Segundo o procurador-geral de Justiça Cláudio Lopes, o secretário estadual de Segurança, José Mariano Beltrame, afirmou não ter dado a Turnowski nenhuma informação sobre a investigação da Polícia Federal.

Ele também não teria especificado quais policiais estariam sob suspeita de praticar ilícitos como a facilitação de fuga de traficantes do Complexo do Alemão.

Para o procurador-geral, a conclusão é de que não há evidência que aponte a correlação entre a Operação Guilhotina e o diálogo mantido por Turnowski com o inspetor Christiano Gaspar Fernandes, preso na ação da PF. A conversa foi interceptada em novembro do ano passado.

Relembre o caso

A Operação Guilhotina foi deflagrada em fevereiro deste ano pela Polícia Federal. A ação buscou desarticular um grupo criminoso formado por policiais civis e militares acusados de envolvimento com o tráfico de drogas, armas e munições, além de atuação em milícias, na segurança de pontos de jogos clandestinos e na venda de informações sigilosas.

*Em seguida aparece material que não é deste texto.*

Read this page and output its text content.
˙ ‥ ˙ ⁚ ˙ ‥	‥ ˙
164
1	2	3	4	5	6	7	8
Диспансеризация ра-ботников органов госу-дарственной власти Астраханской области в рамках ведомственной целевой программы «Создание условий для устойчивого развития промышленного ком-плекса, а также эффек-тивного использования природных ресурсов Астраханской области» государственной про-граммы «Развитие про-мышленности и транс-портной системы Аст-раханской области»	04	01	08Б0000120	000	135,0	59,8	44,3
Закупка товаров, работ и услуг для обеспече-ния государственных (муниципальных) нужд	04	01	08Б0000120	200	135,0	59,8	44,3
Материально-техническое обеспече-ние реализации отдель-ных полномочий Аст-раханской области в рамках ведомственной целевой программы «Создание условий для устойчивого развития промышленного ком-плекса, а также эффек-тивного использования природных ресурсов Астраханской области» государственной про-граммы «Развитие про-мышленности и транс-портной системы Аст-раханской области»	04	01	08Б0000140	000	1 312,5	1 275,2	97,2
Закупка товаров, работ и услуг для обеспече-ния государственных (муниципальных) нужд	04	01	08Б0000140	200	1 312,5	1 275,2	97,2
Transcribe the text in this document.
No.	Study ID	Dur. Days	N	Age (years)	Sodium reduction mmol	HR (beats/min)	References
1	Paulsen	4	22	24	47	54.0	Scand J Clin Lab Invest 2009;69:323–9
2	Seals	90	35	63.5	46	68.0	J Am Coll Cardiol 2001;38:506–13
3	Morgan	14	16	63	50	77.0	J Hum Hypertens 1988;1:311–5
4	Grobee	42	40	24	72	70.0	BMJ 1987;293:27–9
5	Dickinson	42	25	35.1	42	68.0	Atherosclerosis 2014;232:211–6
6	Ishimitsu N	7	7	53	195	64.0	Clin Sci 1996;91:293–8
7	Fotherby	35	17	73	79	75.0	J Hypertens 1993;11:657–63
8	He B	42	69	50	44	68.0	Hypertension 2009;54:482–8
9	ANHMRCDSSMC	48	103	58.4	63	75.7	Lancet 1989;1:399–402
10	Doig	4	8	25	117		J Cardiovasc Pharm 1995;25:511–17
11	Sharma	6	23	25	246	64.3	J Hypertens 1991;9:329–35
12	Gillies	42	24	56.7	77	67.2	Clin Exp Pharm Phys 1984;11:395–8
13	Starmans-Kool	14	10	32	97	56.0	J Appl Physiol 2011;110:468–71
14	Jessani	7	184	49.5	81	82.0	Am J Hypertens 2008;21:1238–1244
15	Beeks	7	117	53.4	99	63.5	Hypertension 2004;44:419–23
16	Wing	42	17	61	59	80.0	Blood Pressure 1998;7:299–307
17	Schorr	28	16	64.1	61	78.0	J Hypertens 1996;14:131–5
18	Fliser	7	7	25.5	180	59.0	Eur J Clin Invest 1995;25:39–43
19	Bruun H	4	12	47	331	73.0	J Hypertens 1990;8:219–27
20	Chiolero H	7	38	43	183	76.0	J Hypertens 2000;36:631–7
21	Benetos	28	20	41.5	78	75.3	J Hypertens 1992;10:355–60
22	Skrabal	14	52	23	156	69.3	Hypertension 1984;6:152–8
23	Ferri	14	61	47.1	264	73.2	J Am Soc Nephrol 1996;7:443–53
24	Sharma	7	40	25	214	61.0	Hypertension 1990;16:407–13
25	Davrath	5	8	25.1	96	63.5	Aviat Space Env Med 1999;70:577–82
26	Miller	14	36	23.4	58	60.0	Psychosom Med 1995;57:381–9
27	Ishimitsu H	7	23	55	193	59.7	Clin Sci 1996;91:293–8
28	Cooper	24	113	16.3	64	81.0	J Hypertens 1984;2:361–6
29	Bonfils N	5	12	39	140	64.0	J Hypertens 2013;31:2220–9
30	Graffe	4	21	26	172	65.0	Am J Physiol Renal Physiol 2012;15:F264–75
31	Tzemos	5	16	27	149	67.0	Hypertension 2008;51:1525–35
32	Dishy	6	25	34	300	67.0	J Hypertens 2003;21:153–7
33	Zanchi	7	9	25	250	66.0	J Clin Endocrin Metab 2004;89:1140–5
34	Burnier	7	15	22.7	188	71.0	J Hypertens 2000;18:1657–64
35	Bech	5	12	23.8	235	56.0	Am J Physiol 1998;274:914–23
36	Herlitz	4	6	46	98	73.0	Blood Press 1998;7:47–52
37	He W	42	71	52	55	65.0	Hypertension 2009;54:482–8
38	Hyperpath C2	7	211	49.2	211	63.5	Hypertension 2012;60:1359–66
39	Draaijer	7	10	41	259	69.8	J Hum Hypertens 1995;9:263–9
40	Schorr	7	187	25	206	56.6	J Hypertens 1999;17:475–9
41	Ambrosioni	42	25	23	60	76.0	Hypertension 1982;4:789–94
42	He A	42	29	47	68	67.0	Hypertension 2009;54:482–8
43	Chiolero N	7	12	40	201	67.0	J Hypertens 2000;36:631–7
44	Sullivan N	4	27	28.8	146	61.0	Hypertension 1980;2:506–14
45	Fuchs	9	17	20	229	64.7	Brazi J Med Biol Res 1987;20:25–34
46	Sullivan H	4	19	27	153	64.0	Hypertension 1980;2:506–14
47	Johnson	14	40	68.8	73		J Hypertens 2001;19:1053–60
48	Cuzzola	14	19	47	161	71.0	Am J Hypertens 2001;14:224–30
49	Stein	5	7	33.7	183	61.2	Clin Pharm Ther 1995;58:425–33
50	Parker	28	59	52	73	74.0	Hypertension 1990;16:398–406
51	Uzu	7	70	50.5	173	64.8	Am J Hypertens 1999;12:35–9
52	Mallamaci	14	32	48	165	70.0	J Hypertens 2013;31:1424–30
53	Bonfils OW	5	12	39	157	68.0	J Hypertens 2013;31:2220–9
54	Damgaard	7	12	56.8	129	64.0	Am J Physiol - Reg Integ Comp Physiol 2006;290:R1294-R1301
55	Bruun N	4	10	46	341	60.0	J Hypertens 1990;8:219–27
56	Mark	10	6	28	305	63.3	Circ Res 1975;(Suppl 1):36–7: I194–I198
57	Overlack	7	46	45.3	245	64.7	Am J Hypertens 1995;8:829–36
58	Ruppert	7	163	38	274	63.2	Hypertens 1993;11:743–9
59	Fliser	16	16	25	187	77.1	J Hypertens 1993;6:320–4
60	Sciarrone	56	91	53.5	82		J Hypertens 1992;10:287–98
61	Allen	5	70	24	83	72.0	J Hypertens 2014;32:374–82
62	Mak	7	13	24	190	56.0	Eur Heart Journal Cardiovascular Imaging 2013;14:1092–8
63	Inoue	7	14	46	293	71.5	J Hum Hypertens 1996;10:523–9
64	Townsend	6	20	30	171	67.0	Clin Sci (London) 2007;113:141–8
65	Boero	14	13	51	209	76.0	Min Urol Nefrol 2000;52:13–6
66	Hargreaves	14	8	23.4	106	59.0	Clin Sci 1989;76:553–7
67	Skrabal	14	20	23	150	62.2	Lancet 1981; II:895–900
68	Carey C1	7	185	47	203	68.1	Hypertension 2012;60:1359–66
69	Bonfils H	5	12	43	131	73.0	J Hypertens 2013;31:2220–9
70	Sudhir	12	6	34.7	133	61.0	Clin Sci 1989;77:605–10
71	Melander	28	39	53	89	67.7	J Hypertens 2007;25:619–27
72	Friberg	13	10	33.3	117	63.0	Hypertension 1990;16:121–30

Na operação foi preso Carlos de Oliveira , homem de confiança de Turnowski, que comandava a Delegacia de Repressão a Armas e Explosivos (Drae). Por causa da prisão, o ex-chefe de Polícia Civil chegou a ser interrogado por policiais federais, na condição de testemunha.

Dias depois, a Polícia Federal indiciou Turnowski pelo crime de violação de sigilo funcional. Ele foi acusado de ter passado informações sobre a Operação Guilhotina ao inspetor Christiano Gaspar Fernandes, preso na ação.

Turnowski alega que, durante a investigação da PF, em 2010, foi informado por um policial federal que uma escuta telefônica havia registrado a prisão de um criminoso por Christiano. Ele teria entrado em contato com o inspetor para pedir que o preso fosse levado imediatamente à delegacia.

Por causa da crise na cúpula de segurança, Turnoskwi deixou a chefia da Polícia Civil e foi substituído pela delegada Martha Rocha .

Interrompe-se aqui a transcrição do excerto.